Between natural disasters like Hurricanes Sandy and Irene or man-made disasters like the recent data center outages, disasters happen. The question isn’t whether they will happen. The question is: What can be done to avoid the next one? Cloud computing provides a significant advantage to avoid disaster. However, simply leveraging cloud-based services is not enough. First, a tiered approach in leveraging cloud-based services is needed. Second, a new architectural paradigm is needed. Third, organizations need to consider the holistic range of issues they will contend with.
Technology Clouds Help Natural Clouds
If used correctly, cloud computing can significantly limit or completely avoid outages. Cloud offers a physical abstraction layer and allows applications to be located outside of disaster zones where services, staff and recovery efforts do not conflict.
- Leverage commercial data centers and Infrastructure as a Service (IaaS). Commercial data centers are designed to be more robust and resilient. Prior to a disaster, IaaS provides the ability to move applications to alternative facilities out of harms way.

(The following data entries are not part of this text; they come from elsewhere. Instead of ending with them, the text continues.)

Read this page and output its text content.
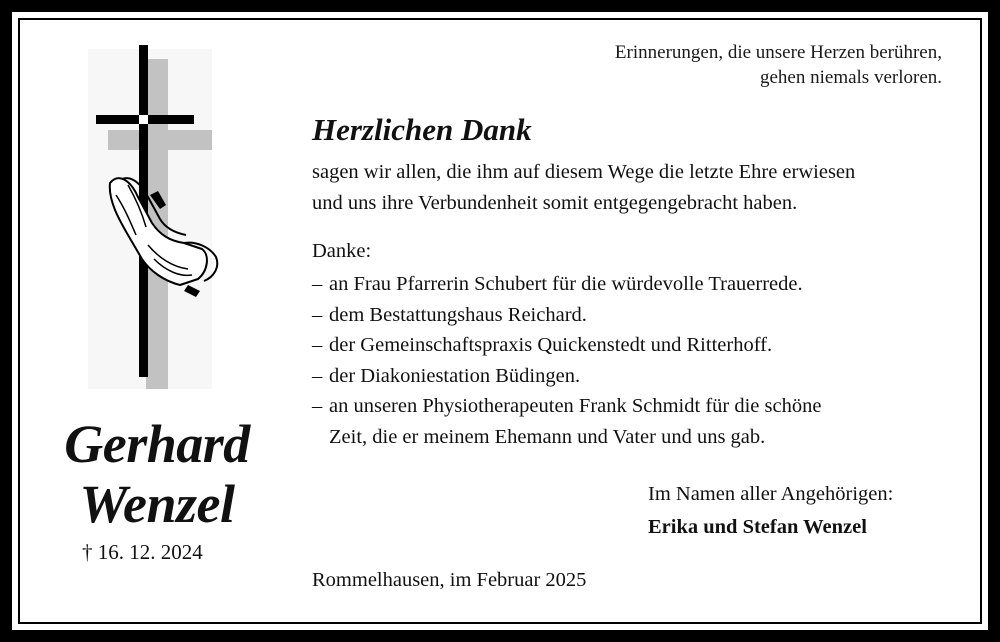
Erinnerungen, die unsere Herzen berühren,
gehen niemals verloren.
Herzlichen Dank
sagen wir allen, die ihm auf diesem Wege die letzte Ehre erwiesen
und uns ihre Verbundenheit somit entgegengebracht haben.
Danke:
– an Frau Pfarrerin Schubert für die würdevolle Trauerrede.
– dem Bestattungshaus Reichard.
– der Gemeinschaftspraxis Quickenstedt und Ritterhoff.
– der Diakoniestation Büdingen.
– an unseren Physiotherapeuten Frank Schmidt für die schöne
Zeit, die er meinem Ehemann und Vater und uns gab.
Im Namen aller Angehörigen:
Erika und Stefan Wenzel
Rommelhausen, im Februar 2025
Gerhard
Wenzel
† 16. 12. 2024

- Leverage core application and platform services. This may come in the form of PaaS or SaaS. These service providers often architect solutions that are able to withstand single data center outages. That is not true in every case, but by leveraging this in addition to other changes, the risks are mitigated.
In all cases, it is important to ‘trust but verify’ when evaluating providers. Neither tier provides a silver bullet. The key is: Take a multi-faceted approach that architects services with the assumption for failure.
Changes in Application Resiliency
Historically, application resiliency relied heavily on redundant infrastructure. Judging from the responses to Amazon’s recent outages, users still make this assumption. The paradigm needs to change. Applications need to take more responsibility for resiliency. By doing so, applications ensure service availability in times of infrastructure failure.
In a recent blog post, I discussed the relationship cloud computing provides to greenfield and legacy applications. Legacy applications present a challenge to move into cloud-based services. They can (and eventually should) be moved into cloud. However, it will require a bit of work to take advantage of what cloud offers.
Greenfield applications, on the other hand, present a unique opportunity to fully take advantage of cloud-based services…if used correctly. With Hurricane Sandy, we saw greenfield applications still using the old paradigm of relying heavily on redundant infrastructure. And the consequence was significant application outages due to infrastructure failures. Consequently, greenfield applications that rely on the new paradigm (ie: Netflix) experienced no downtime due to Sandy. Netflix not only avoided disaster, but saw a 20% increase in streaming viewers.
Moving Beyond Technology
Leveraging cloud-based services requires more than a technology change. Organizational impact, process changes and governance are just a few of the things to consider. Organizations need to consider the changes to access, skill sets and roles. Is staff in other regions able to assist if local staff is impacted by the disaster? Fundamental changes from change management to application design processes will change too. And at what point are services preemptively moved to avoid disaster? Lastly, how do governance models change if the core players are out of pocket due to disaster? Without considering these changes, the risks increase exponentially.
So, where you do you get started? First, determine where you are today. All good maps start with a “You Are Here” label. Consider how to best leverage cloud services and build a plan. Take into account your disaster recovery and business continuity planning. Then put the plan in motion. Test your disaster scenarios to improve your ability to withstand outages. Hopefully by the time the next disaster hits (and it will), you will be in a better place to weather the storm.